我尝试了解Codility问题的解决方案。该问题要求计算不是每个元素的除数的数组的元素数。完整描述如下:
You are given a non-empty zero-indexed array A consisting of N integers.
For each number A[i] such that 0 ≤ i < N, we want to count the number of elements of the array that are not the divisors of A[i]. We say that these elements are non-divisors.
For example, consider integer N = 5 and array A such that:
A[0] = 3
A[1] = 1
A[2] = 2
A[3] = 3
A[4] = 6
For the following elements:
A[0] = 3, the non-divisors are: 2, 6,
A[1] = 1, the non-divisors are: 3, 2, 3, 6,
A[2] = 2, the non-divisors are: 3, 3, 6,
A[3] = 3, the non-divisors are: 2, 6,
A[6] = 6, there aren't any non-divisors.
Write a function:
class Solution { public int[] solution(int[] A); }
that, given a non-empty zero-indexed array A consisting of N integers, returns a sequence of integers representing the amount of non-divisors.
The sequence should be returned as:
a structure Results (in C), or
a vector of integers (in C++), or
a record Results (in Pascal), or
an array of integers (in any other programming language).
For example, given:
A[0] = 3
A[1] = 1
A[2] = 2
A[3] = 3
A[4] = 6
the function should return [2, 4, 3, 2, 0], as explained above.
Assume that:
N is an integer within the range [1..50,000];
each element of array A is an integer within the range [1..2 * N].
Complexity:
expected worst-case time complexity is O(N*log(N));
expected worst-case space complexity is O(N), beyond input storage (not counting the storage required for input arguments).
Elements of input arrays can be modified.
我也有解决方案。
// int[] A = {3, 1, 2, 3, 6};
public static int[] solution(int[] A) {
int[][] D = new int[2 * A.length + 1][2];
int[] res = new int[A.length];
//-----
// 0 1
// 0 0
// 1 -1
// 1 -1
// 2 -1
// 0 0
// 0 0
// 1 -1
// 0 0
// 0 0
// 0 0
// 0 0
//-----
for (int i = 0; i < A.length; i++) {
// D[A[i]][0]++;
D[A[i]][0] = D[A[i]][0] + 1;
D[A[i]][1] = -1;
}
for (int i = 0; i < A.length; i++){
if(D[A[i]][1]==-1){
D[A[i]][1]=0;
for (int j = 1; j*j <= A[i]; j++) {
if(A[i] % j == 0) {
// D[A[i]][1] = D[A[i]][1] + D[j][0];
D[A[i]][1] += D[j][0];
if (A[i]/j != j){
D[A[i]][1]+= D[A[i]/j][0];
}
}
}
}
}
for (int i = 0; i < A.length; i++) {
res[i] = A.length - D[A[i]][1];
}
return res;
}
当我试图密切关注时,我有点失去了for循环中发生的事情的轨迹,
for (int j = 1; j*j <= A[i]; j++) {
if(A[i] % j == 0) {
// D[A[i]][1] = D[A[i]][1] + D[j][0];
D[A[i]][1] += D[j][0];
if (A[i]/j != j){
D[A[i]][1]+= D[A[i]/j][0];
}
}
}
例如,为什么我们需要检查j*j <= A[i]
等条件以及if(A[i] % j == 0)
的内容。
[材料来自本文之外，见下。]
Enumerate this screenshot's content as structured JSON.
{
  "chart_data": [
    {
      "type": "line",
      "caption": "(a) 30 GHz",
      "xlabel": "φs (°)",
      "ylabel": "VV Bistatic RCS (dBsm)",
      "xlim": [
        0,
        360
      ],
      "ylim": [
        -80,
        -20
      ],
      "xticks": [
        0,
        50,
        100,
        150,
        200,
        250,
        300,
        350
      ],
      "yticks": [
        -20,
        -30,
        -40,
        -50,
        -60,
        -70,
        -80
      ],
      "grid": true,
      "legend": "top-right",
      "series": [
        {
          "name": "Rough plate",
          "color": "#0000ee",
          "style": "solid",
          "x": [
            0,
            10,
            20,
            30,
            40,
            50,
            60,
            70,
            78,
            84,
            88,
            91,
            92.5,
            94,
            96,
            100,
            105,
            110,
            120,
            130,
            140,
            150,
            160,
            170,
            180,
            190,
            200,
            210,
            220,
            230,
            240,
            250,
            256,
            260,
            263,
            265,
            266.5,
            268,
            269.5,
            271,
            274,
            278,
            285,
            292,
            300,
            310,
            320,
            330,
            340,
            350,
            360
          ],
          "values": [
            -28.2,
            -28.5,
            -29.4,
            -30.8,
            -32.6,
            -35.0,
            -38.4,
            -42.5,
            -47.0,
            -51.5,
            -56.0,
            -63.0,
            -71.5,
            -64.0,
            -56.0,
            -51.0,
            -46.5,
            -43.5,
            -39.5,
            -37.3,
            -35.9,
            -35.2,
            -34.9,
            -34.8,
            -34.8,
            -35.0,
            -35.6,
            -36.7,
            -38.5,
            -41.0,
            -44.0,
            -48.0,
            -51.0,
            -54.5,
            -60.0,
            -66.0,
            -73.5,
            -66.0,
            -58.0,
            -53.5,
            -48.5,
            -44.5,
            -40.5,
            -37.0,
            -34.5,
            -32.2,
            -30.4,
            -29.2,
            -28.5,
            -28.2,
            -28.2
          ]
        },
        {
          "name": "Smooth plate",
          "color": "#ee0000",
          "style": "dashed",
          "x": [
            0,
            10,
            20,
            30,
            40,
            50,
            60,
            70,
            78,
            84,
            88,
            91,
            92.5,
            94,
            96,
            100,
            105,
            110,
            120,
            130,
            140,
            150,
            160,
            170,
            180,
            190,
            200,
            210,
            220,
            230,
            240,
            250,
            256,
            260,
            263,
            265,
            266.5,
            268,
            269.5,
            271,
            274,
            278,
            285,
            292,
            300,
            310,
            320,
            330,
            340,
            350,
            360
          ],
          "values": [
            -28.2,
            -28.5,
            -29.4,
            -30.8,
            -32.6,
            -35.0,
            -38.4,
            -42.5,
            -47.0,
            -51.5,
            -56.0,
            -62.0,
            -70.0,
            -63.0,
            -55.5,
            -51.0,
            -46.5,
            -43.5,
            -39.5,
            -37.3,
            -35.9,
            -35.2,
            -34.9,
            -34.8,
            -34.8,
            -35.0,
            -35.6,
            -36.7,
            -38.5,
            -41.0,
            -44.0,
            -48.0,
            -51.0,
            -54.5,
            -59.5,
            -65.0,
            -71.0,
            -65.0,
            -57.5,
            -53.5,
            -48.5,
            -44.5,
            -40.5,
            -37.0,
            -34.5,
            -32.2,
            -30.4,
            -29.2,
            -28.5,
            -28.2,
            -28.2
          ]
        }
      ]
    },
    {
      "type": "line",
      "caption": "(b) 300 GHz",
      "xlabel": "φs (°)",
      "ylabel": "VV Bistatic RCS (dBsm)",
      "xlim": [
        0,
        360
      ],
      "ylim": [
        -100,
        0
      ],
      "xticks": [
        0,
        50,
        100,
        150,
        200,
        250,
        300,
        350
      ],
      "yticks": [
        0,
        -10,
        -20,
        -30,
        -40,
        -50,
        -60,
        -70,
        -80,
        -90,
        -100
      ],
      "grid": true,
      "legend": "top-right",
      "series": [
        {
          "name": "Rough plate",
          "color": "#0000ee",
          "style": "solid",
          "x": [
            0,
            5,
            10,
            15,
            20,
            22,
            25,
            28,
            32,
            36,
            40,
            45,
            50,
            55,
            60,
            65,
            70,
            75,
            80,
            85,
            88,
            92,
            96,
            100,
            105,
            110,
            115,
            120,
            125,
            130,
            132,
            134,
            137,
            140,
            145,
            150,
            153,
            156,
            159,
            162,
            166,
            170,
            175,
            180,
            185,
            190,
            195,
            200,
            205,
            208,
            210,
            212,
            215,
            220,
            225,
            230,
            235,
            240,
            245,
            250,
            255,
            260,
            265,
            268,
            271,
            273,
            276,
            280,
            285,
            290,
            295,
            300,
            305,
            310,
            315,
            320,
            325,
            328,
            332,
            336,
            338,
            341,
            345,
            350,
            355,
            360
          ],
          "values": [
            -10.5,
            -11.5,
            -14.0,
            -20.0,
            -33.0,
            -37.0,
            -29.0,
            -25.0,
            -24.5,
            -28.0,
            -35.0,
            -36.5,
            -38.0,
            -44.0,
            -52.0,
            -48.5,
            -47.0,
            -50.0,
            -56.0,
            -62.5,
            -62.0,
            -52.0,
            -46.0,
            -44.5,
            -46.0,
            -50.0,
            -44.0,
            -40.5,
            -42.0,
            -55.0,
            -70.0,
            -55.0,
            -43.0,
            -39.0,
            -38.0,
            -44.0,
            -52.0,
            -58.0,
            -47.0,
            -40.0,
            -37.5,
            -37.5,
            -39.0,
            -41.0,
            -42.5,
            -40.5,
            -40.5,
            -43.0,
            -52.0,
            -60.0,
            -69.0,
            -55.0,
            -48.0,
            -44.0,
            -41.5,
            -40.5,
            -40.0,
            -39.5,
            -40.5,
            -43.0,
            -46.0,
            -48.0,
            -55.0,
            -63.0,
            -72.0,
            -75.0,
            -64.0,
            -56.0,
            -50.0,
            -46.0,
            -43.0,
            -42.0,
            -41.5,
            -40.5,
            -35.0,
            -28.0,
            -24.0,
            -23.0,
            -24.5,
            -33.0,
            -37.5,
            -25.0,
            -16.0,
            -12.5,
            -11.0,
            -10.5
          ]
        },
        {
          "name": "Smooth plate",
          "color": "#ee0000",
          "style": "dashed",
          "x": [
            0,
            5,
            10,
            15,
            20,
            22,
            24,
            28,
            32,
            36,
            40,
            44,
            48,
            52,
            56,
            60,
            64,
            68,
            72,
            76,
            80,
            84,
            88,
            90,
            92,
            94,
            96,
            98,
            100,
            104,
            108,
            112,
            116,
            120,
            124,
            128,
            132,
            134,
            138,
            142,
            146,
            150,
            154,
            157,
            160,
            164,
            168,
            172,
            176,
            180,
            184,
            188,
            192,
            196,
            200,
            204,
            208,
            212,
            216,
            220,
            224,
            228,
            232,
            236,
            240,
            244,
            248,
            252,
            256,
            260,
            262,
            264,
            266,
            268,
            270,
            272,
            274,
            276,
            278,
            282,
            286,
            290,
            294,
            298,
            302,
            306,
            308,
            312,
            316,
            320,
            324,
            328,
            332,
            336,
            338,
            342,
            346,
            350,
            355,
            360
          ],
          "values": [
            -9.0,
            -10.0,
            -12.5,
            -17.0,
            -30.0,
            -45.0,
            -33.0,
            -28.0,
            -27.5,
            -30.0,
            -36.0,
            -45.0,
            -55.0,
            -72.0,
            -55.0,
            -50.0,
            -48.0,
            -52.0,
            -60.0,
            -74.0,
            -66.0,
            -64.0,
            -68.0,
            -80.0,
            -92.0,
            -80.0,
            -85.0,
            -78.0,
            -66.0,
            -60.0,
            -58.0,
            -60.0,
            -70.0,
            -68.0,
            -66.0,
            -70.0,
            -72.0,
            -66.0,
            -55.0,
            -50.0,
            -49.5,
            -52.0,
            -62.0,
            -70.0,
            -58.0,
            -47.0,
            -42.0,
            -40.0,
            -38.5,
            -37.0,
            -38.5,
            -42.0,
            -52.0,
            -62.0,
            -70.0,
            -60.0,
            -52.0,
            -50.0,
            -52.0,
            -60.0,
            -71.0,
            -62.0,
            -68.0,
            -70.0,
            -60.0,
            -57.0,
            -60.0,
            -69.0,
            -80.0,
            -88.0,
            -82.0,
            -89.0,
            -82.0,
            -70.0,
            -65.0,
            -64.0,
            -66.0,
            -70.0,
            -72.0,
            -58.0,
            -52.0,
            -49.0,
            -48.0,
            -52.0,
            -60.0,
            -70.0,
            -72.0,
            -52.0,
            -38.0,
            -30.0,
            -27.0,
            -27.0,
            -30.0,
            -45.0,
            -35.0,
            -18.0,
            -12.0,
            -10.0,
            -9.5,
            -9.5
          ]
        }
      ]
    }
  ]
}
我需要解释他们为解决问题而部署的算法。
我没有懒惰,因为我已经得到了解决方案而没有尝试。实际上,我现在需要花时间和帮助。问题硬度在网站中列为RESPECTABLE
。
答案 0 :(得分:1)
D
数据结构/矩阵使得0th
列和jth
行计算j
在数组A
中出现的次数。换句话说,D[A[j]][0]
是A[j]
的值在数组中的次数。
在循环之后,1st
列和kth
行计算数组中除A[k]
之间的元素数。换句话说,D[A[k]][1]
是数组中A[k]
的除数。
最后,结果r[j]
只是r[j] = (A.length) - D[A[j]][1]
。因为我们想要的元素数量不是除数。
为什么循环有效?
如果A[i] % j == 0
那么我们想要做的是计算j
中A
出现的次数,然后将其添加到D[A[i]][1]
。这就是你有D[A[i]][1] += D[j][0];
行的原因。此外,A[i]/j
也是一个不同的因素(A[i] = j
除外)。
数学部分来证明集合{A,B | A * B = N&amp; A&lt; sqrt(N)} = {N的除数组}。换句话说,你必须证明所有的除数都被覆盖了(这应该很容易,但我现在太累了,不能想到证明,这就是Stack溢出)。